KUWAIT // Gulf Arab countries will discuss an option to peg their planned single currency to a basket instead of the US dollar, a Kuwaiti government official said on Tuesday. GCC officials have said the single currency is expected to be linked to the dollar, although Qatar has repeatedly questioned its riyal peg over the past months as the dollar plunged to 15-month lows against major currencies.
"It is not necessary for the GCC currency to be linked to a certain currency. It could be one currency or a basket of currencies," Kuwait Foreign Minister Sheikh Mohammad al Salem al Sabah told parliament. "And this will be discussed among the Gulf countries," he said. With the exception of Kuwait, which dropped its dollar peg in favour of a currency basket in 2007, the other three union members Saudi Arabia, Qatar and Bahrain all have pegged their currencies to the greenback.

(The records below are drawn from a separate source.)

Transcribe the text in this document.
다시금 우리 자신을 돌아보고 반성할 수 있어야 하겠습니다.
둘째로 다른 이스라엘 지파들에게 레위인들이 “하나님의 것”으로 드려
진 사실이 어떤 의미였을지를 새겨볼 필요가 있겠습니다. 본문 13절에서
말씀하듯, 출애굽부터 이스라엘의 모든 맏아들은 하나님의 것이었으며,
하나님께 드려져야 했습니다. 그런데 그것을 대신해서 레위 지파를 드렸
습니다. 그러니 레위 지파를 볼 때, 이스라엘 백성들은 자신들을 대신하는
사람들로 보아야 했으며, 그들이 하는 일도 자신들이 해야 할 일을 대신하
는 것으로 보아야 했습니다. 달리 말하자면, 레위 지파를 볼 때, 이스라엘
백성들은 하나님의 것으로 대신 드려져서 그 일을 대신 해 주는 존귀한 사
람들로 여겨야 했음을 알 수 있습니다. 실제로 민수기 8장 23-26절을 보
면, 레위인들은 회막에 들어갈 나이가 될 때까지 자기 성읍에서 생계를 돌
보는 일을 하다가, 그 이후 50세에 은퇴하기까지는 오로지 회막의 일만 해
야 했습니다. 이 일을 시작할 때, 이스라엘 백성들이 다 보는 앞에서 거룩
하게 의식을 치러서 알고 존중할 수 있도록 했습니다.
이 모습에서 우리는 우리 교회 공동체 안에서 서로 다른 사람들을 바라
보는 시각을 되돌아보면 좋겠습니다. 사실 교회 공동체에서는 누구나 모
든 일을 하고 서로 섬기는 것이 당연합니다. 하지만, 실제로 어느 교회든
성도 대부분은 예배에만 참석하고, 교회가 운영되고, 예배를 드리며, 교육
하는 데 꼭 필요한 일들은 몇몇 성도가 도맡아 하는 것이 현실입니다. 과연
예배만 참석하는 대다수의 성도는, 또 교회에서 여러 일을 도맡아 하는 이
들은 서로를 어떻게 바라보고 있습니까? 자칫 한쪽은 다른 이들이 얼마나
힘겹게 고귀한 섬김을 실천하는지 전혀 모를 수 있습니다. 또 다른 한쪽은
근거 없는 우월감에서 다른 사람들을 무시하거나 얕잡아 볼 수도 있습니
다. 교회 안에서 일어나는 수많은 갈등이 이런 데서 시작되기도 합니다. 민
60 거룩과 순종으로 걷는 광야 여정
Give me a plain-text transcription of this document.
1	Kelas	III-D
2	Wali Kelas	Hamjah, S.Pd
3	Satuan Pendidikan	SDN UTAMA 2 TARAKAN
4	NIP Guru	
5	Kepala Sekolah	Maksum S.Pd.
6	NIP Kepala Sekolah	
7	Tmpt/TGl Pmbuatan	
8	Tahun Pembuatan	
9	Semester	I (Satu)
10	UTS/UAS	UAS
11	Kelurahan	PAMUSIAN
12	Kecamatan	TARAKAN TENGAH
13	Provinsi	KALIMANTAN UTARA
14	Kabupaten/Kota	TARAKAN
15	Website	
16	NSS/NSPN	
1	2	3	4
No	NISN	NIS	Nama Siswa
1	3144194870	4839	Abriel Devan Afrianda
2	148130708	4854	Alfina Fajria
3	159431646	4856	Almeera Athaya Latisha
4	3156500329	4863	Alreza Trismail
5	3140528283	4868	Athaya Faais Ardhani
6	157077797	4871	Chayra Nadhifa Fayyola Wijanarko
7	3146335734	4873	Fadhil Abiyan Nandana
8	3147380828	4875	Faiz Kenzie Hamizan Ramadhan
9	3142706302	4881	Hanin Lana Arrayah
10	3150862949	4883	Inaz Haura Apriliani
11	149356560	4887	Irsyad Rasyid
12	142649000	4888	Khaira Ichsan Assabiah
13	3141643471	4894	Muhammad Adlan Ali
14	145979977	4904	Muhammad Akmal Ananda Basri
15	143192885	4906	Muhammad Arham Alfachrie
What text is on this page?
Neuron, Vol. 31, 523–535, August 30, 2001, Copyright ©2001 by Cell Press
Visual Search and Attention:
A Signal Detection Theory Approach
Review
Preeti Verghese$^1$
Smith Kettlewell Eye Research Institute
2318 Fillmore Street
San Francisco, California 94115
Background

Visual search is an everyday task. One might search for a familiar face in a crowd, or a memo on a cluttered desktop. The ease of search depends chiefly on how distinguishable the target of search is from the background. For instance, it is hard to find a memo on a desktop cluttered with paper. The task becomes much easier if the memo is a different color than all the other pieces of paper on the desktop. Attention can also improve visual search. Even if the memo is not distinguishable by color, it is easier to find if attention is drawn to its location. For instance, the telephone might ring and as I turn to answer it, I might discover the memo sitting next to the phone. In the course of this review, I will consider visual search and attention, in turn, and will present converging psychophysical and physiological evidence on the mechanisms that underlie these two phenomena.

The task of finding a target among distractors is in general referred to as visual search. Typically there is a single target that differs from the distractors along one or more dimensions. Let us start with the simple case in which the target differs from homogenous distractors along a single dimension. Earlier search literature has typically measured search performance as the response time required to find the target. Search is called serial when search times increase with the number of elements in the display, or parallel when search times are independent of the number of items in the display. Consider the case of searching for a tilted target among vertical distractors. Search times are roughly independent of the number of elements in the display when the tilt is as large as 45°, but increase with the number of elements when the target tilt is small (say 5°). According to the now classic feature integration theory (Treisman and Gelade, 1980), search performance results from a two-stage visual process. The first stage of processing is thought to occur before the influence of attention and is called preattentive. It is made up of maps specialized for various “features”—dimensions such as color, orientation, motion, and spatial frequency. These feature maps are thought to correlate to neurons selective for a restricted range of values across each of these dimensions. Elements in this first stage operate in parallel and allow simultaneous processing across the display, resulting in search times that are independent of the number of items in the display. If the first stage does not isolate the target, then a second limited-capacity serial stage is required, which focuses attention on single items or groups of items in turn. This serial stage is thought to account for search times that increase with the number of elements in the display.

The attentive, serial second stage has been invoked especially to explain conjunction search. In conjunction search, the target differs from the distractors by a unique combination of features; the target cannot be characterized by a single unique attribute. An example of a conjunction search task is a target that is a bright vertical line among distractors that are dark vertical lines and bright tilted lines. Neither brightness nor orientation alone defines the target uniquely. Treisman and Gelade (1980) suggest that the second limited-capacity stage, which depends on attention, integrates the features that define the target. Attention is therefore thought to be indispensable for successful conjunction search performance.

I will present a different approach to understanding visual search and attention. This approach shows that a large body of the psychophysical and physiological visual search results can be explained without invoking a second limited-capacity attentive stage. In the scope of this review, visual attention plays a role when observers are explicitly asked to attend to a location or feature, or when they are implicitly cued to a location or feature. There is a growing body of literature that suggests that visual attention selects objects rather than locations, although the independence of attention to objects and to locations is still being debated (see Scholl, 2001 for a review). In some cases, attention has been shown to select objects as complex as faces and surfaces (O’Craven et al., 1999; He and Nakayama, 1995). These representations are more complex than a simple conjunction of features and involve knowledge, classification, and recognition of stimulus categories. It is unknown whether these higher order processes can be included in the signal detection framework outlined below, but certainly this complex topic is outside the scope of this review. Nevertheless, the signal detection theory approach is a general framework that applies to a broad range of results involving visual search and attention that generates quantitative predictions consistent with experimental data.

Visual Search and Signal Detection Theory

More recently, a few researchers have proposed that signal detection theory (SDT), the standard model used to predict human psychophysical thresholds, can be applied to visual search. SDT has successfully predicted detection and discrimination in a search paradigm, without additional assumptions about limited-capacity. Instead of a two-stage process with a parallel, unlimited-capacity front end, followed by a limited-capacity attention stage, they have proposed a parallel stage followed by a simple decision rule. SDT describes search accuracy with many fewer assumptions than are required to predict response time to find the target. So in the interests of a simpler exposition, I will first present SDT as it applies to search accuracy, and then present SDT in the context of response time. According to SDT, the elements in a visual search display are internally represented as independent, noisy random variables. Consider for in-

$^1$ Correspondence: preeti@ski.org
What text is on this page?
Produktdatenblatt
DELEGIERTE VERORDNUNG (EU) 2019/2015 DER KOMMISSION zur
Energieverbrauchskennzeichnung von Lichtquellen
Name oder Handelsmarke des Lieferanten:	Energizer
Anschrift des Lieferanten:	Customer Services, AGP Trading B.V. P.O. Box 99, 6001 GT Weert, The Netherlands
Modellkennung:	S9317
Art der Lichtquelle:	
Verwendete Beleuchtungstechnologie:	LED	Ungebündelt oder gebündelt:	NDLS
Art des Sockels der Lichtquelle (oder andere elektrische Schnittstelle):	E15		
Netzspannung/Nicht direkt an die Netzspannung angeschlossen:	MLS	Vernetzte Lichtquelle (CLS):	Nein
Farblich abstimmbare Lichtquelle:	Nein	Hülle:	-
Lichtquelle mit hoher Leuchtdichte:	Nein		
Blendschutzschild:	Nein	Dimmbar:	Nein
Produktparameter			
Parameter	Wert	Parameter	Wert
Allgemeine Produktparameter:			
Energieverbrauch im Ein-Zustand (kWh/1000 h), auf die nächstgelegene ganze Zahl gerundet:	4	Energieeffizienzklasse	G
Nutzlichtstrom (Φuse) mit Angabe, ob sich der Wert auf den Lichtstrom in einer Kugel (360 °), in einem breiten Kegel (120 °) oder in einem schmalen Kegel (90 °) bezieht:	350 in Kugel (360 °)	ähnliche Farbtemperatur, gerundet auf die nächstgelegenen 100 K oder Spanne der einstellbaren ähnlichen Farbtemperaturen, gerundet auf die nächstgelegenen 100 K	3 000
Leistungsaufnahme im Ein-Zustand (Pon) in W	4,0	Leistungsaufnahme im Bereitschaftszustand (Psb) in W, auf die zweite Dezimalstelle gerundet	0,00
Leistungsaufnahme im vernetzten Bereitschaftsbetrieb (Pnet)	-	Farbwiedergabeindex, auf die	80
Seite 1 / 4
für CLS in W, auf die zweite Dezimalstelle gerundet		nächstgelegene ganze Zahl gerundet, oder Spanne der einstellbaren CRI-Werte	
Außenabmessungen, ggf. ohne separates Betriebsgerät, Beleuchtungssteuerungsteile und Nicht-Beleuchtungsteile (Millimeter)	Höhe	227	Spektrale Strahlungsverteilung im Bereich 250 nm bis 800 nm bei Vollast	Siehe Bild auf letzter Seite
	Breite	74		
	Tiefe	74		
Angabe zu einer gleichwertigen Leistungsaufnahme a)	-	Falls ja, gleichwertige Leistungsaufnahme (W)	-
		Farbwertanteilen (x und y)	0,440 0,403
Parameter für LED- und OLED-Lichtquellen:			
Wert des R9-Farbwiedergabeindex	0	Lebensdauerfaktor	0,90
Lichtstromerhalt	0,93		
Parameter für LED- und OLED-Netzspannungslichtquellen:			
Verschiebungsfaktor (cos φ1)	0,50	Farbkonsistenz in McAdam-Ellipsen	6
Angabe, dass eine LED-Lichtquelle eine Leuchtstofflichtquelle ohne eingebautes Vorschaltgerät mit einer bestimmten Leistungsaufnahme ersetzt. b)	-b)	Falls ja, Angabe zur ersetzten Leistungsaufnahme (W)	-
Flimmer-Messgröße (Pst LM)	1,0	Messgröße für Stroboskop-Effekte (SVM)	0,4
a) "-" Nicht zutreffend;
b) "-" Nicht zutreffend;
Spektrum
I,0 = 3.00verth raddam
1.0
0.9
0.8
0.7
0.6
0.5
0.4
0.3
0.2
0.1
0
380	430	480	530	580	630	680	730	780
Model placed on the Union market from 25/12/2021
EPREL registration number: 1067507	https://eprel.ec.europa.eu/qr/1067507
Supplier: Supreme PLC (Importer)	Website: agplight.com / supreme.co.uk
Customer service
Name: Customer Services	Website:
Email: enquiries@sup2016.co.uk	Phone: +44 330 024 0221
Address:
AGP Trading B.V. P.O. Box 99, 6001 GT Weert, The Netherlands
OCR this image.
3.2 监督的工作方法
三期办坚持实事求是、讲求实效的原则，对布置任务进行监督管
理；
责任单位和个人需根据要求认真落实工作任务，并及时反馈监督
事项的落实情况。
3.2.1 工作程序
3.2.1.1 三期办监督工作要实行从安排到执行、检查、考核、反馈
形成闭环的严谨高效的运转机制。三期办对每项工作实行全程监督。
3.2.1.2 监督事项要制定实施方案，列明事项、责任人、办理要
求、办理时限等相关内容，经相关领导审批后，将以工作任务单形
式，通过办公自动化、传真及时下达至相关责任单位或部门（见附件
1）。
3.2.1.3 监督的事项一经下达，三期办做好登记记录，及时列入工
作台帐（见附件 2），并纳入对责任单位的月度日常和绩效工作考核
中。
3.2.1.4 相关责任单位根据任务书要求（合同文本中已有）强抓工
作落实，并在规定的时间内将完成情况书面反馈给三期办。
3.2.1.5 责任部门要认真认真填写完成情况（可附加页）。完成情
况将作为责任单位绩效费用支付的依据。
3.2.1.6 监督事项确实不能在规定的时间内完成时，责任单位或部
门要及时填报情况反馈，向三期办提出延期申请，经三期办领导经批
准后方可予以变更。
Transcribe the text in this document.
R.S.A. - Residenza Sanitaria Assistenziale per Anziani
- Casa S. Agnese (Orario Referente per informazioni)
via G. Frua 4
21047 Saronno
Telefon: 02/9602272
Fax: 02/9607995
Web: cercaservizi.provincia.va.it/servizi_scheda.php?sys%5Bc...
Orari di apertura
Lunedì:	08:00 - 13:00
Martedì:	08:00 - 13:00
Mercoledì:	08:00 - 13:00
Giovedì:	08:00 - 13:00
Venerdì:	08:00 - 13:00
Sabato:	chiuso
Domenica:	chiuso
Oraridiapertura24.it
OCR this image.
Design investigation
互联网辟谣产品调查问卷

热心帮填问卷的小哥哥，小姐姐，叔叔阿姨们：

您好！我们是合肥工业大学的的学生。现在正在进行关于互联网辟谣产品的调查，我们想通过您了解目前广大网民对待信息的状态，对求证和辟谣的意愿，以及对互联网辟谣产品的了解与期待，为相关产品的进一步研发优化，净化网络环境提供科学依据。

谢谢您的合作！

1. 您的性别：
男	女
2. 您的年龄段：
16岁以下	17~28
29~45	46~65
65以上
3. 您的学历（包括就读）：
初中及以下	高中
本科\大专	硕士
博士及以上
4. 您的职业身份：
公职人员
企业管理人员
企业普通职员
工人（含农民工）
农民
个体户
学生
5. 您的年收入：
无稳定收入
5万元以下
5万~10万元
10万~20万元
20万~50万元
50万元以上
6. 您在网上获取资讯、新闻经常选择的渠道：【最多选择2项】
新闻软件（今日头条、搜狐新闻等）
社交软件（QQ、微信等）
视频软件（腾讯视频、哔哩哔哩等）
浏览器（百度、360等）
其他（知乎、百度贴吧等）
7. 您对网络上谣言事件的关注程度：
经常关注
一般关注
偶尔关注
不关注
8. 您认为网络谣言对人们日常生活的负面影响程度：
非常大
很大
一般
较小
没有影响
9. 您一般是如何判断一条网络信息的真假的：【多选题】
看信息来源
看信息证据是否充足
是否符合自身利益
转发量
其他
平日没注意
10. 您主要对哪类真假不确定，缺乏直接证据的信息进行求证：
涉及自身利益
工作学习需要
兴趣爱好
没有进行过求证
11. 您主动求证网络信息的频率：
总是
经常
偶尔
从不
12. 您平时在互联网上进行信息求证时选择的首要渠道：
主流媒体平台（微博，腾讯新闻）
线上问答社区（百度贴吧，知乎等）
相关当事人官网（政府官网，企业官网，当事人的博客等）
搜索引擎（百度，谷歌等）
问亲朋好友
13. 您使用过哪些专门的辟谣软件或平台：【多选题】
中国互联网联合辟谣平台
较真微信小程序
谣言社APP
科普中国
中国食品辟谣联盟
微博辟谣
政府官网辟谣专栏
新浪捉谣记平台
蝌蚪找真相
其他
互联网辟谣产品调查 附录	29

Kuwaiti MPs delayed on Tuesday voting on monetary union to December 8, saying they needed more time to assess economic implications of the project. Only Saudi Arabia, the world's top Arab economy, has ratified monetary union so far, leaving question marks over the viability of the project. "The GCC currency is not tomorrow or the day after. This needs time and sufficient time," Kuwait Finance Minister Mustapha al Shamali told the parliamentary session.
Last month, finance ministers and central bank governors from the world's top oil producing region called on Kuwait, Qatar and Bahrain to ratify the project by the end of the year. Only four of the Gulf Cooperation Council's (GCC) six member states are now taking part in monetary union after the United Arab Emirates opted out in May, dealing a blow to the project, three years after Oman did the same.